Despite the contentiousness of the health care debate, in which conservatives have charged that "death panels" would be drawn up to tell pensioners it is too expensive to keep them alive and there has been a wave of opposition to "government-run" health care, there is a core of consensus.

Most Americans are faintly embarrassed that theirs is the only country in the developed world in which there is no comprehensive national health-care plan for all of its citizens, some 46 million of whom are uninsured.

There is widespread dismay at the huge costs of health-care and insurance companies, who refuse people with "pre-existing conditions" and jettison clients who become ill because the illness was not declared beforehand, are viewed as unscrupulous or even evil.

Mr Obama's problem, however, is that he has lost control over the debate, allowing his opponents to define what his plan was because the president himself had been too timid to spell out exactly what he wanted.

The anger over health care reform also indicates a broader worry about Mr Obama after the $787 billion (£486 billion) economic stimulus bill, passed amid a sense of economic crisis in February by members of Congress who had not had time to read it.

Americans struggling to balance their own household budgets view the national debt of $11 trillion - and increasing at a rate of $4 billion a day - with disbelief.

The colossal amounts of spending introduced by Mr Obama have left most voters wondering how on earth everything can be paid for.

There is moreover, no sense of crisis about the health-care system.

Although many grumble about costs and red tape, most insured Americans are relatively happy with their coverage.

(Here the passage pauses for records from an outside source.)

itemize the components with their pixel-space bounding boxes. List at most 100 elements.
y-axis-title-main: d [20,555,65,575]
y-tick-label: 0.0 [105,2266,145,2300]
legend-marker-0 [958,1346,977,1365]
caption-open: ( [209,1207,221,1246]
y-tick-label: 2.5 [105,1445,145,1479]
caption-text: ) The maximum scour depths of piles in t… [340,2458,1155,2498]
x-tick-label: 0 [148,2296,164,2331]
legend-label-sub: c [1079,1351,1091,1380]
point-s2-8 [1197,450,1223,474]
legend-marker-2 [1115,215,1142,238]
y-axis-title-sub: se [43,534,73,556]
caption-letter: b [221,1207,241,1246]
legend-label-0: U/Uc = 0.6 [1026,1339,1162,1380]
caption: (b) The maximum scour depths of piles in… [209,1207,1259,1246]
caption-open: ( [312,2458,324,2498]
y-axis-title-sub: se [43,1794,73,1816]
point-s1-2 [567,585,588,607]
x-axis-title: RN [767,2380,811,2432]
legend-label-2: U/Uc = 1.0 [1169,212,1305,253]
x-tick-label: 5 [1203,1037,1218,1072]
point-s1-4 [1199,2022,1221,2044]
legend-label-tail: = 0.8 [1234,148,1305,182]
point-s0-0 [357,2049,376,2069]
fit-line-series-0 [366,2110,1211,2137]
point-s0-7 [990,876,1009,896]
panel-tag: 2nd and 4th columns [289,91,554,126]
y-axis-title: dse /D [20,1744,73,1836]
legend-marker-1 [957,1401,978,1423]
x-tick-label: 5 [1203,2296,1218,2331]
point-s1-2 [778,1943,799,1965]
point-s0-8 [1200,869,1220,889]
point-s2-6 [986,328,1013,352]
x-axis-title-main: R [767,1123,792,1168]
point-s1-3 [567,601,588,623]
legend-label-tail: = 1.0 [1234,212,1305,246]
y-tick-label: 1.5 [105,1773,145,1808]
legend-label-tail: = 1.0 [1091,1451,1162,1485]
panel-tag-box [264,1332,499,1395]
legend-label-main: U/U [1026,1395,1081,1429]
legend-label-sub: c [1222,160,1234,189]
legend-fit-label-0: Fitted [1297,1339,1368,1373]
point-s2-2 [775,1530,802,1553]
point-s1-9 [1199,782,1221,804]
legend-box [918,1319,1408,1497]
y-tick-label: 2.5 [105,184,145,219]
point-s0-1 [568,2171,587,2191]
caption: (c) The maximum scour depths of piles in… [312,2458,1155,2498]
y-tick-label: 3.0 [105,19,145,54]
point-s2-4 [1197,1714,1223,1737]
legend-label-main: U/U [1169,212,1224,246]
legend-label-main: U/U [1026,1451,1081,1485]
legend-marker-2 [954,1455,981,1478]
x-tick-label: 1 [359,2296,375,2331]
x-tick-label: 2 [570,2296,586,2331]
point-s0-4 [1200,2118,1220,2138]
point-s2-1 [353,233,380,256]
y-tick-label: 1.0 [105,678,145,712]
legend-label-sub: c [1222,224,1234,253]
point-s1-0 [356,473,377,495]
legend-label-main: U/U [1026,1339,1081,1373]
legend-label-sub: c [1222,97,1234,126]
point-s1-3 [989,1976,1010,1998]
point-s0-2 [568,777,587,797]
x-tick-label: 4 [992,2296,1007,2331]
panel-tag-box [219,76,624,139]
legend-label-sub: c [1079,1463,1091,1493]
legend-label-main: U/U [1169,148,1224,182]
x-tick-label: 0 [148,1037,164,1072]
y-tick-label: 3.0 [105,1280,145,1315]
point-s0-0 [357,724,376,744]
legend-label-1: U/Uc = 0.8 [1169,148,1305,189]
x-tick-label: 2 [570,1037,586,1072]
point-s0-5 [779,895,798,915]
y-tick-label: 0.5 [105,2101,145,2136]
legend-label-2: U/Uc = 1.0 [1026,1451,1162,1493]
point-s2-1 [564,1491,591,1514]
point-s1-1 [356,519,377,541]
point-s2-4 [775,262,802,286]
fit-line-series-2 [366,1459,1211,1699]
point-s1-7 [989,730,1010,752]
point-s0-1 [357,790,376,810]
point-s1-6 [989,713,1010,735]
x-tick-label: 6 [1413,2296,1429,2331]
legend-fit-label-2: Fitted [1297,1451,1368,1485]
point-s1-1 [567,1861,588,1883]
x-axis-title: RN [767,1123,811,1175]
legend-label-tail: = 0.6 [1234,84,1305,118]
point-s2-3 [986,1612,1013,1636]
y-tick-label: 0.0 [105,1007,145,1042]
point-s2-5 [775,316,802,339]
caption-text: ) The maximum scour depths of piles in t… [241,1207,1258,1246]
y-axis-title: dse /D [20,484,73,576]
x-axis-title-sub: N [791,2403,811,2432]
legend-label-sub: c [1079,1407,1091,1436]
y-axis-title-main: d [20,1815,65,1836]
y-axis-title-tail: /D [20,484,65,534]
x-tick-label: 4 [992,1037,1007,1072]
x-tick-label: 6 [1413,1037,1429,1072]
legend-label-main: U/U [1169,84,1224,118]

Looking at a vague, hugely expensive proposal from a President whose profound wisdom is in much greater question than it was at the start of the year, many Americans would prefer to play it safe and leave the health-care system as it is.

Mr Obama will need to use all of his undoubted political and rhetorical skills to deliver a health care bill that not only passes Congress but will also improve the lot of most Americans.

Such a bill would be the first step in halting the slide in his fortunes. Failure, of course, could lead to an even more dramatic fall in the coming months.